There we were, Labour’s first government conference in many years, and their leader’s first as prime minister. He began by praising the introductory speaker, a youth from an unfortunate background who had through hard work and ambition risen to a place at university. “You’re doing something you’ve never done before. Fantastic!” To which hecklers might have responded, “Like you, mush!”
How fantastic will Keir be? It is increasingly likely that he will prove himself to be a genuinely transformative premier.
The speech itself was a disappointment, of course, he always manages that. But in this case, he disappointed most of all those expecting the familiar amalgam of boredom, irritation and political incompetence blended into a phlegm of sinusitis clichés.
From that metric, the speech was a triumph.
Indeed, there was something for everyone.
He has developed an easy demeanour offering glimpses of his personal life to please the pensioners; a list of legislative changes already in train to please his activists; and a sober series of socialisms for his Clement Attlee fans.
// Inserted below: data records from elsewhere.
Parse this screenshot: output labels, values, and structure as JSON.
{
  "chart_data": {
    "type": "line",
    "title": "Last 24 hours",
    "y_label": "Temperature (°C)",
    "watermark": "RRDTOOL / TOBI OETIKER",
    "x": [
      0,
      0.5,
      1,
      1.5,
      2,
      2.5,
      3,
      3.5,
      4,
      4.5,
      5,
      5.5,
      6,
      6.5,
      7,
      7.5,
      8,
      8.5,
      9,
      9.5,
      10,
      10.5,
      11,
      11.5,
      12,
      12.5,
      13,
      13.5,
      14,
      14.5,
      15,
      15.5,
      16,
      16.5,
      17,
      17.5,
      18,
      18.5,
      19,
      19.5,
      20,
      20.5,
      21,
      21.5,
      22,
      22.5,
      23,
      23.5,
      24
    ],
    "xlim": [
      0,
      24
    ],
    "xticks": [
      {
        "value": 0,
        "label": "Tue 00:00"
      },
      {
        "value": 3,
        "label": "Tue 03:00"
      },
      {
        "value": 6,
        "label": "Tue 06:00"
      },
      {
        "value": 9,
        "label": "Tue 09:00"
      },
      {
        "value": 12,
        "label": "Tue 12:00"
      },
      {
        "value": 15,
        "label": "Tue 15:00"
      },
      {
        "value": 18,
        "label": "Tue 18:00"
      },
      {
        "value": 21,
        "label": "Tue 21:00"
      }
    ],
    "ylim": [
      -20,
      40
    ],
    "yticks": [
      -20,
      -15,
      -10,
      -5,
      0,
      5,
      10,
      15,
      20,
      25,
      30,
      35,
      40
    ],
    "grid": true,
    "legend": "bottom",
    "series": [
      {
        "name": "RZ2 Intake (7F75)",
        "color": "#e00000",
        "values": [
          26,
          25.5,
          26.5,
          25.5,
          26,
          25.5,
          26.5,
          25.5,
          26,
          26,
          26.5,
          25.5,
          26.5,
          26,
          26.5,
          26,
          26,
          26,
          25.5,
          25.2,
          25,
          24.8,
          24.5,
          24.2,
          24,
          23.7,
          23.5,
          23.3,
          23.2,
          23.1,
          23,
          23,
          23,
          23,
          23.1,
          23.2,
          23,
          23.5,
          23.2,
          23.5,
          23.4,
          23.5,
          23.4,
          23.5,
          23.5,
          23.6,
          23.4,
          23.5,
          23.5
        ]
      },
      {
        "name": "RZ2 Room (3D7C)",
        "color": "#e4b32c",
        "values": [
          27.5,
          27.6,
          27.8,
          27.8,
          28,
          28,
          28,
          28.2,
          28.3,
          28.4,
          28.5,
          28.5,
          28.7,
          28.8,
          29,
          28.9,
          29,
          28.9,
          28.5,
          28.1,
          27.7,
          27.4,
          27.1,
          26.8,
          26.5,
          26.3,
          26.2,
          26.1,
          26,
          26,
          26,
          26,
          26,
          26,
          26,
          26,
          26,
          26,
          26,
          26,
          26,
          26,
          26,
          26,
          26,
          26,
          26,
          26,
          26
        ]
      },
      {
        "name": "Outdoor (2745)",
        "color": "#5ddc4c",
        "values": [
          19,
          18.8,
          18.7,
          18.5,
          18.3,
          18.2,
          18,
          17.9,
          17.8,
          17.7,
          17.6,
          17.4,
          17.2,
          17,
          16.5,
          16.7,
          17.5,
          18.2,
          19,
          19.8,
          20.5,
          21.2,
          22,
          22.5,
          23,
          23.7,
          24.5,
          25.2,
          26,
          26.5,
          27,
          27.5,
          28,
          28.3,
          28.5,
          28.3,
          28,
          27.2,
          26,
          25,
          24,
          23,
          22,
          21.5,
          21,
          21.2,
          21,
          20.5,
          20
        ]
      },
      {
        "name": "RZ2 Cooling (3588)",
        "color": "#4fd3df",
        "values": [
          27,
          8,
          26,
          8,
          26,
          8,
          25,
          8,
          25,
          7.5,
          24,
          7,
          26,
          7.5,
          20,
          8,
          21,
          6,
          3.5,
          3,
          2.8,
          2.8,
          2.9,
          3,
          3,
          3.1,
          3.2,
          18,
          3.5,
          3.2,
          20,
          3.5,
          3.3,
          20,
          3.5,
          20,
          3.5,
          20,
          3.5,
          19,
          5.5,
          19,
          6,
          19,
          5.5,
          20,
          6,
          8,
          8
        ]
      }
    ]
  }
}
There was a self-contradicting statement to please Labour’s philologists: “Country first, party second,” he said. “That is not a slogan.”
And, in a spirit of inclusive generosity, there was more than enough piety and piffle to please the naysayers, wreckers and blockers. His talk of rebuilding Britain, the importance of joy in life, and that “politics can be on the side of truth and justice” cheered up very many of us. That was bested by his desire for a Britain where everybody had an equal voice. That his care worker sister could walk into a room and command equal respect to the prime minister.
It’s hard to critique that without resorting to farmyard language. Readers may care to try, it is beyond your sketch writer.
There were passages where his solid, sober, serious demeanour carried off really quite authentically. There was something in him ancestral to the Labour tradition, something of a Gordon Brown after a successful lobotomy.
But he went too far when he said, “Britain is no longer sure of itself. Our story is uncertain”. Surely that’s not so? Surely we know we’re a country of colonising, white-supremacist slavers who are going to die by climate change because of the Industrial Revolution that still sends Global Majority infants up chimneys? Isn’t that what the Left have been beating into our children for years?
There were also a number of sausages to fortune to please those who take a long view of politics – as long, in this case, as 18 months.
“The patient, calm, determined era of politics as service has begun,” he said, in a phrase to be remembered and relished. That ranks and rankles alongside “a kinder, gentler politics”, and “a politics that treads more lightly on people’s lives”.
How patient, how calm will the Government be when the Shires rise up against the “rebuilding Britain” project, the unions are striking to take over the economy, and the power is available on Third World rolling blackouts? When the Cabinet is leaking and briefing and scrabbling each other’s eyes out in a narcotic frenzy of ambition?
But that may be just a beautiful dream.
Where were we?
“This is a Government of Service. And that means, whether we agree or not, I will always treat you with the respect of candour, not the distraction of bluster.” Allied to that, he promised, to applause, to legislate before April for a duty of candour with criminal sanctions, imposed on all public servants. He will need a prepared answer when he is asked if the duty applies to prime ministers.
He kept saying, “Britain belongs to you” but never candidly said what he meant by “belongs”, and certainly never said what he meant by “you”. Were gender-critical, climate sceptic Leavers included? Probably not. Were violent, thuggish, racist, modesty-patrolling jihadis included? Probably yes. That at least shows strategic foresight preparing for an Isis party with 35 seats below the gangway after the next election.
Another interesting absence in the speech – the words “net zero”. Starmer and his Chancellor are keeping their options open on that – something which could have been read on the face of Ed Miliband’s in the front row of the stalls. That face said, “My boiler ban is never going to happen. I am going to have to take over the government, for the sake of the climate.” Time alone will tell.
Keir certainly persuaded this observer that his administration is going to be supremely active and energetic. And that he will have a a large and lasting effect. It is a safe bet that within the life of his government he will transform Britain in ways that are unimaginable to us now.
In five years, Keir will have transformed the electorate and persuaded 20 million constituents –utterly inconceivable as it may be – that voting Conservative is no longer ridiculous.